I happened upon an article today which gives voice to my own personal feelings about the path our country must pursue in order to secure the liberties we have all been blessed to enjoy and for which many have sacrificed "their lives, their fortunes and their sacred honor".
President George Washington identified the link between morality and religion. According to Washington, “Reason and experience both forbid us to expect that national morality can prevail in exclusion of religious principle.” For Washington, morality presupposed religion, and both virtues cultivated a healthy society. Perhaps this is why he said that “[o]f all the dispositions and habits which lead to political prosperity, religion and morality are indispensable supports.”
John Adams was of the same mind. He argued that without religion and morality, our government could not stand because “avarice, ambition, revenge, and gallantry would break the strongest cords of our Constitution, as a whale goes through a net.” Hence his famous observation that the Constitution “was made only for a moral and religious people.”
For Washington, Adams, and many others who helped establish our constitutional system of self-government, religion, morality, freedom, and democracy are necessarily interlinked. Without the moral sensibilities that religion can provide, freedom is all too easily corrupted, endangering the very foundation of democracy.
Our Founding Fathers were not alone in calling attention to the inextricable connection between religion and a healthy democracy.
The renowned political philosopher Alexis de Tocqueville offered his own analysis on the subject. After spending several months observing American government and society, Tocqueville wrote his famed Democracy in America in an attempt to explain American political culture to his French counterparts. When Tocqueville published his work in the early 19th century, the United States was a burgeoning democracy and unique as one of the only countries in the world that guaranteed religious liberty to its citizens. At this intersection of democracy and religion, Tocqueville made his most compelling observations.
Like Washington and Adams, Tocqueville believed that religion was essential to the success of the American political experiment. Without the moral strictures of religion, the nation’s democracy would collapse on itself. In Tocqueville’s own words, “Despotism may be able to do without faith, but freedom cannot …. How could society escape destruction if, when political ties are relaxed, moral ties are not tightened? And what can be done with a people master of itself if it is not subject to God?”

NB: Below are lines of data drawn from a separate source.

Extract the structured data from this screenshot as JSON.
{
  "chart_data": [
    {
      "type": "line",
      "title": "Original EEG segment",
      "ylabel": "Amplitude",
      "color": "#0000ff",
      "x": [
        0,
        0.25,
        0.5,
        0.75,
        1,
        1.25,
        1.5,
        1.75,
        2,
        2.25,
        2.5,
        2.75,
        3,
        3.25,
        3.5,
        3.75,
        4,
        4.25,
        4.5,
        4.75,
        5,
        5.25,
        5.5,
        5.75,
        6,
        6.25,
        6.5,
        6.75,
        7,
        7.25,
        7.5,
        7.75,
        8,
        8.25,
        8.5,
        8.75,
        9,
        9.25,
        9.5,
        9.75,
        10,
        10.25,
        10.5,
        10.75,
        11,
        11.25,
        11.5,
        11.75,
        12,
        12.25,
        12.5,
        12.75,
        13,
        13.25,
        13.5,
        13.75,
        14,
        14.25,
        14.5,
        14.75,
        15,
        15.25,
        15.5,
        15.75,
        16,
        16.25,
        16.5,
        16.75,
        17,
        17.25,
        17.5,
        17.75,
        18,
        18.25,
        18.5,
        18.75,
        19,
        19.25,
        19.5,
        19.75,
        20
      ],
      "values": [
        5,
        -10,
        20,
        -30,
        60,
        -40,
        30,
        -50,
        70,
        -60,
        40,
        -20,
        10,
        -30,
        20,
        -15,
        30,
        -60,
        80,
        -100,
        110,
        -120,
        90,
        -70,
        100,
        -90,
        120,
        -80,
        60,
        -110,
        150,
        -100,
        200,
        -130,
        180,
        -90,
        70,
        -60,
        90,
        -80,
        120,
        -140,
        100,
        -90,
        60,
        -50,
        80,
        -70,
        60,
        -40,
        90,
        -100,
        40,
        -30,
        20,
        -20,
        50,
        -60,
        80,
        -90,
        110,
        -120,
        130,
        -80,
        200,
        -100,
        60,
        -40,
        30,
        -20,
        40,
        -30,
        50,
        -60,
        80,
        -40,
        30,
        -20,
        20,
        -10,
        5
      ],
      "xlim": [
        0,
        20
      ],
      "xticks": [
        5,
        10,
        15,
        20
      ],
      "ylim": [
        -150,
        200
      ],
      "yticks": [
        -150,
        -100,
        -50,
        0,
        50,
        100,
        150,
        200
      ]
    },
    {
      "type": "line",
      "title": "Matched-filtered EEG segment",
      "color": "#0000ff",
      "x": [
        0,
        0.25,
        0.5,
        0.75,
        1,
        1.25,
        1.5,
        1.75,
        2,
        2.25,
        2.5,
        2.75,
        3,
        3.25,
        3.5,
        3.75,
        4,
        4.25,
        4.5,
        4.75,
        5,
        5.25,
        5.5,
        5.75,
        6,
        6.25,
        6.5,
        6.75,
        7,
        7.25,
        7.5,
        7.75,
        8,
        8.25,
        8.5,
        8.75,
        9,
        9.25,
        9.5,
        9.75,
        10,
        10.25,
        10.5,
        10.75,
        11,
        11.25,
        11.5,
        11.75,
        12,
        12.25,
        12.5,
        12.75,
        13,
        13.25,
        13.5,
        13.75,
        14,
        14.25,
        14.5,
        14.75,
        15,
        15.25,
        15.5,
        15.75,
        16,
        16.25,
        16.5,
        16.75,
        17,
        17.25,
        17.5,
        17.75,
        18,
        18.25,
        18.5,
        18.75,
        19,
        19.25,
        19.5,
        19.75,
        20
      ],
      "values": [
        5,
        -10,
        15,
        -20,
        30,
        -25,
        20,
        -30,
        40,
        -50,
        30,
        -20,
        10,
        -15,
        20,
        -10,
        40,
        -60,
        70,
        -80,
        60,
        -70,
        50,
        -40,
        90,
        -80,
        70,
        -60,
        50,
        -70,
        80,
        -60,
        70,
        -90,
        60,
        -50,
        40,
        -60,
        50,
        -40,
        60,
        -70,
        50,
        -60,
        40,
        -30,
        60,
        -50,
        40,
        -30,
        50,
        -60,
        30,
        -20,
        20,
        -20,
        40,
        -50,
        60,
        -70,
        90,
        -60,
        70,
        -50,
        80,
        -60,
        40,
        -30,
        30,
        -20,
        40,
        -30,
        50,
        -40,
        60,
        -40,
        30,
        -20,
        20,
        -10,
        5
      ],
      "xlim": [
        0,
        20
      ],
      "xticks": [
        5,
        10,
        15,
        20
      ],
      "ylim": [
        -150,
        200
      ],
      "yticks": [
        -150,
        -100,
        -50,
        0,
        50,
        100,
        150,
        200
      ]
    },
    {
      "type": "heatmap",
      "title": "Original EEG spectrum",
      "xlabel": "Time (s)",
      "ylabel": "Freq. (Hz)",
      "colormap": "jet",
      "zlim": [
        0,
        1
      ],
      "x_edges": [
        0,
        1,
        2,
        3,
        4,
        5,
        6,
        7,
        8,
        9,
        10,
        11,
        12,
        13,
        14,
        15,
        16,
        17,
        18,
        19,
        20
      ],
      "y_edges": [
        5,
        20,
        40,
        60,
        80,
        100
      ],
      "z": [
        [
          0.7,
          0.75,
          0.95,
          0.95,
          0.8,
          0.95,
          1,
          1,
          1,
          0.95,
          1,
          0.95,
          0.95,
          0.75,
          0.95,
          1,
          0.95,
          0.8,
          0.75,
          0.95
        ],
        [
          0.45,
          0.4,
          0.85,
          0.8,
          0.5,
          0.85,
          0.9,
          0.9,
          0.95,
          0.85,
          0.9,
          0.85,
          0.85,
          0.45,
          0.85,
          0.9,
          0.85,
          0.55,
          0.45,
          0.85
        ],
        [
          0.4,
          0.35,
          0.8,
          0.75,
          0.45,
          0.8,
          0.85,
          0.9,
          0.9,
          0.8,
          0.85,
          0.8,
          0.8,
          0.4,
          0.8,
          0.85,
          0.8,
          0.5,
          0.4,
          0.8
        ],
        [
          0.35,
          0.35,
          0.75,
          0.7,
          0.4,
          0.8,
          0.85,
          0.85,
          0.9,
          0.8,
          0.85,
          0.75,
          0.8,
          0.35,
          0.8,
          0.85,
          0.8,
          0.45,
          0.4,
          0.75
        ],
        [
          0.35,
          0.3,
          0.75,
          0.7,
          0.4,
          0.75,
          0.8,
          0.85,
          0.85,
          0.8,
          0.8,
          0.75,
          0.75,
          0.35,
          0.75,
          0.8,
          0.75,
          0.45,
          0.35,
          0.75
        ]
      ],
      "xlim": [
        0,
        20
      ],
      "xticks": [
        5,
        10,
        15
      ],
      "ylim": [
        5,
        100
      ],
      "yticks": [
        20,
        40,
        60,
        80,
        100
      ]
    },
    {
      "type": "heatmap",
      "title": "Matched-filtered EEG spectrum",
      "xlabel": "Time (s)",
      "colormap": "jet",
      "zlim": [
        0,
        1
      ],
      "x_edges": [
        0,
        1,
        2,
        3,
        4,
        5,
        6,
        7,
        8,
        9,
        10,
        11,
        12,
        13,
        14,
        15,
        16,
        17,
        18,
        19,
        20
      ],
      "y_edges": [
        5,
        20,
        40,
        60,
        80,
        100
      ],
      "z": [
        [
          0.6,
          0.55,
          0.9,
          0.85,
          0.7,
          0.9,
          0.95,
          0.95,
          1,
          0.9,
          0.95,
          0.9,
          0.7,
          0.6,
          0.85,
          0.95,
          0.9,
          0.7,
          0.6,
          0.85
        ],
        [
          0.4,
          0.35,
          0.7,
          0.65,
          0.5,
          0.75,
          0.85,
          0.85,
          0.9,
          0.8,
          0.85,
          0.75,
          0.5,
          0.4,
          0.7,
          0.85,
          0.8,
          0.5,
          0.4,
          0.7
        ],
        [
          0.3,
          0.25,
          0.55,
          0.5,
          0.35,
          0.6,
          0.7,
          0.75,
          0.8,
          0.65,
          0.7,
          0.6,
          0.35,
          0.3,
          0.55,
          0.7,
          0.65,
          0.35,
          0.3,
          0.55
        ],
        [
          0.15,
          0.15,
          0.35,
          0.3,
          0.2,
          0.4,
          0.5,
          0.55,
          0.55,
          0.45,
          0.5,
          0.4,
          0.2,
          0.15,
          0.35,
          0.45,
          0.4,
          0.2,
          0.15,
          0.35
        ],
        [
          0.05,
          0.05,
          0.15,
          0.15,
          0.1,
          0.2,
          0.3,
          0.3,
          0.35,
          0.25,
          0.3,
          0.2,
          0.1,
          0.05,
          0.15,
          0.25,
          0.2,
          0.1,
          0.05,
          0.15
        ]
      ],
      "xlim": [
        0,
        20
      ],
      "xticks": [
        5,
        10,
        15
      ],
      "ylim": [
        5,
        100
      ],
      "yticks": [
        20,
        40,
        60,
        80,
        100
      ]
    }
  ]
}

In other words, Tocqueville asked how the experiment of self-government could succeed if individuals refuse to submit to any moral authority beyond themselves. By posing this question, Tocqueville argued that democracy needs religion and morality to ensure that citizens exercise their freedom responsibly. Democracy needs religion to help refine the people’s moral sensibility and instill the virtues of good citizenship that make democracy possible in the first place.
Tocqueville also taught that democracy needs religion to temper the materialistic impulses of a free-market society. By setting our hopes and desires beyond imminent, temporal concerns and turning our hearts instead toward those in need, religion engenders charitable behavior and saves democracy from its own excesses. In Tocqueville’s view, the free exercise of religion is not just a condition of liberal society; it is a precondition for a healthy democracy. Without religion and the moral instruction it provides, freedom falters and democracy all too easily dissolves into tyranny.
In this regard, religion is not merely a boon to democracy, but a bulwark against despotism. Laws alone are incapable of instilling order and regulating moral behavior across society. As was once observed, “Our society is not held together just by law and its enforcement, but most importantly by voluntary obedience to the unenforceable and by widespread adherence to unwritten norms of right…behavior.”
Of course, religion and a basic sense of morality help induce such voluntary obedience to the unenforceable that Elder Oaks describes. George Washington conceded that individuals may find morality without religion, but political society needs the spiritual grounding that only religion can provide. In this regard, religion complements law in cultivating a moral citizenry.
Both law and religion are necessary to engender good citizenship. As the influence of religion diminishes, governments must enact more laws to fill the void and maintain a moral citizenry. So the consequence of less religious activity is not greater human freedom but greater state control. Religion, then, acts as a check on state power. It cultivates morality so governments don’t have to through the cold, impersonal machinery of law.
By acting as a shield against state overreach, religion is a friend to both democracy and freedom. Expanding religious freedom empowers democracy. But limiting religious freedom weakens our democratic institutions. In the most extreme case, eliminating religious freedom altogether results in tyranny and human suffering on a massive scale.
Consider the catastrophic state of affairs in countries that have explicitly outlawed religion. The Soviet Union, communist China under Mao, the Khmer Rouge in Cambodia, and North Korea are prominent examples. In each of these countries, leaders committed unspeakable atrocities to enforce their own godless morality. In the absence of faith, there was no religious horizon to keep political ambitions within limits. Unencumbered by the moral restraint of religion, dictators systematically killed millions of their own people to establish their own secular vision of heaven on earth. These illustrations of totalitarianism, torture, and genocide demonstrate that a society without religion is a society without freedom.
Society needs religion to keep political ambitions in check. And democracy needs religion to maintain morality so that freedom can flourish.